In a significant development, the Chancellor proposed raising £1.1 billion through gambling tax reforms starting from April 2026. The measures involve increasing remote gaming duty and introducing a new general betting duty, excluding certain types of betting.
Furthermore, the Budget includes the first rail fare freeze in three decades, benefiting existing rail passengers with savings totaling £600 million in the upcoming fiscal year. Income tax thresholds will be frozen for an additional two years until 2030, potentially pushing more individuals into higher tax brackets.
A new mileage-based charge on electric and plug-in hybrid cars is set to commence in April 2028, expected to raise £1.4 billion for the Treasury. Additionally, the average household will witness a £150 reduction in energy bills from April.
Pensioners are set to receive a yearly increase of around £550 as the state pension escalates from April next year. The state pension rate is anticipated to rise to over £240 per week.

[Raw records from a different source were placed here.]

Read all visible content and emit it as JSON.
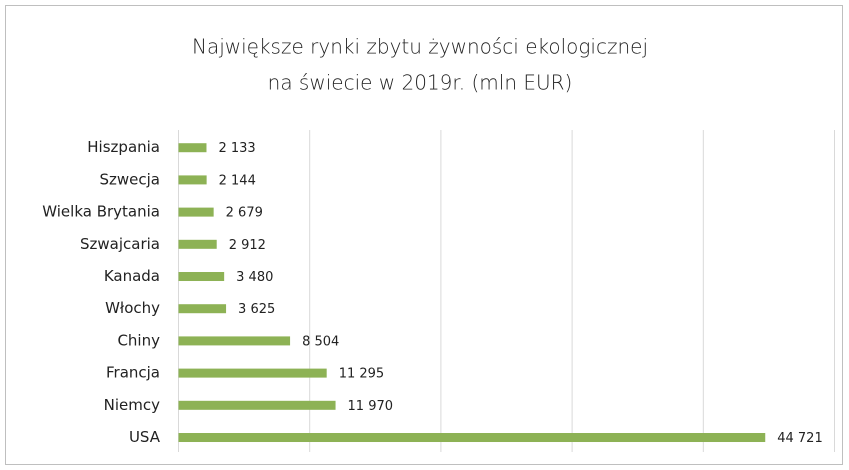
{
  "chart_data": {
    "type": "barh",
    "title": [
      "Największe rynki zbytu żywności ekologicznej",
      "na świecie w 2019r. (mln EUR)"
    ],
    "categories": [
      "Hiszpania",
      "Szwecja",
      "Wielka Brytania",
      "Szwajcaria",
      "Kanada",
      "Włochy",
      "Chiny",
      "Francja",
      "Niemcy",
      "USA"
    ],
    "values": [
      2133,
      2144,
      2679,
      2912,
      3480,
      3625,
      8504,
      11295,
      11970,
      44721
    ],
    "value_labels": [
      "2 133",
      "2 144",
      "2 679",
      "2 912",
      "3 480",
      "3 625",
      "8 504",
      "11 295",
      "11 970",
      "44 721"
    ],
    "color": "#8db255",
    "xlim": [
      0,
      50000
    ],
    "xticks": [
      0,
      10000,
      20000,
      30000,
      40000,
      50000
    ],
    "grid": true
  }
}
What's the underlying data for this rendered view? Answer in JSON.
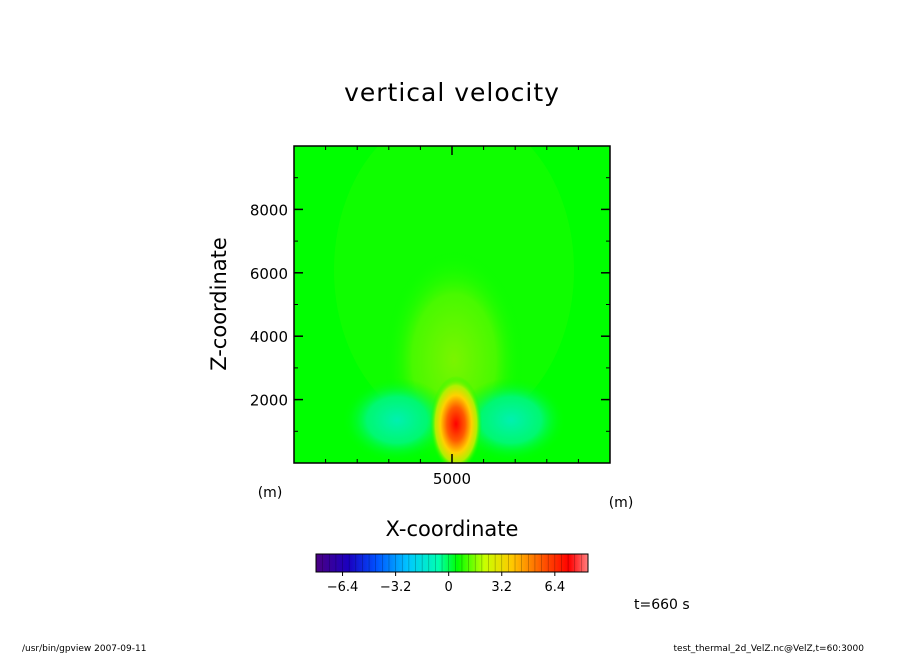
{
  "chart_data": {
    "type": "heatmap",
    "title": "vertical velocity",
    "xlabel": "X-coordinate",
    "ylabel": "Z-coordinate",
    "x_unit": "(m)",
    "y_unit": "(m)",
    "xlim": [
      0,
      10000
    ],
    "ylim": [
      0,
      10000
    ],
    "x_ticks": [
      5000
    ],
    "y_ticks": [
      2000,
      4000,
      6000,
      8000
    ],
    "x_tick_labels": [
      "5000"
    ],
    "y_tick_labels": [
      "2000",
      "4000",
      "6000",
      "8000"
    ],
    "colorbar": {
      "min": -8.0,
      "max": 8.4,
      "tick_values": [
        -6.4,
        -3.2,
        0,
        3.2,
        6.4
      ],
      "tick_labels": [
        "−6.4",
        "−3.2",
        "0",
        "3.2",
        "6.4"
      ]
    },
    "features": [
      {
        "kind": "updraft-max",
        "x": 5000,
        "z": 1200,
        "value": 8.0
      },
      {
        "kind": "downdraft",
        "x": 3000,
        "z": 1200,
        "value": -2.0
      },
      {
        "kind": "downdraft",
        "x": 7000,
        "z": 1200,
        "value": -2.0
      }
    ],
    "time_label": "t=660 s"
  },
  "footer": {
    "left": "/usr/bin/gpview   2007-09-11",
    "right": "test_thermal_2d_VelZ.nc@VelZ,t=60:3000"
  }
}
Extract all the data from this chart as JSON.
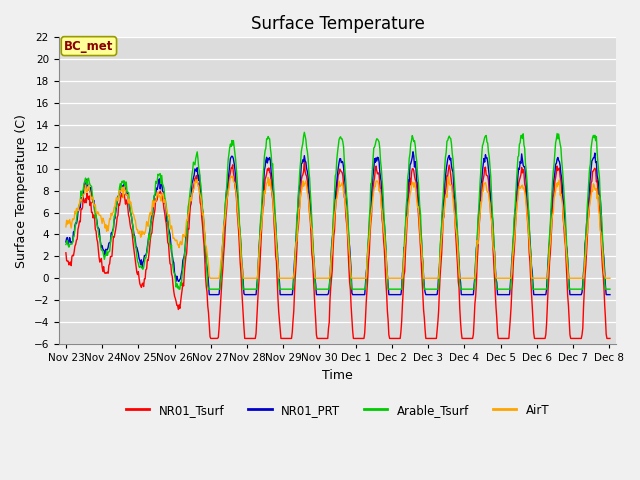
{
  "title": "Surface Temperature",
  "ylabel": "Surface Temperature (C)",
  "xlabel": "Time",
  "annotation": "BC_met",
  "ylim": [
    -6,
    22
  ],
  "yticks": [
    -6,
    -4,
    -2,
    0,
    2,
    4,
    6,
    8,
    10,
    12,
    14,
    16,
    18,
    20,
    22
  ],
  "series": {
    "NR01_Tsurf": {
      "color": "#ff0000",
      "lw": 1.0
    },
    "NR01_PRT": {
      "color": "#0000cc",
      "lw": 1.0
    },
    "Arable_Tsurf": {
      "color": "#00cc00",
      "lw": 1.0
    },
    "AirT": {
      "color": "#ffa500",
      "lw": 1.0
    }
  },
  "bg_color": "#dcdcdc",
  "grid_color": "#ffffff",
  "fig_color": "#f0f0f0",
  "title_fontsize": 12,
  "tick_fontsize": 7.5,
  "label_fontsize": 9,
  "legend_fontsize": 8.5
}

Moreover, the Chancellor will maintain the 5p fuel duty cut until September 2026, followed by a phased reversal. Pay hikes for approximately 2.7 million workers are confirmed from April, including a rise in the National Living Wage and the National Minimum Wage for younger workers.
National insurance contributions will now apply to salary-sacrificed pension contributions, estimated to raise £4.7 billion annually. The Budget also widens the tax on sugary drinks and introduces a new levy on overnight stays in accommodations to combat obesity.
Ms. Reeves pledged a £300 million investment in NHS technology, aiming to enhance patient services and establish new health centers. Additionally, funding has been allocated for the Lower Thames Crossing project and various transport upgrades.
The cash ISA limit will be reduced to £12,000 for younger savers from April 2027, while over-65s can still save up to £20,000 per tax year in a cash ISA. Lastly, a tax on overnight stays in accommodations will be implemented, with revenue directed to local authorities for regional development projects.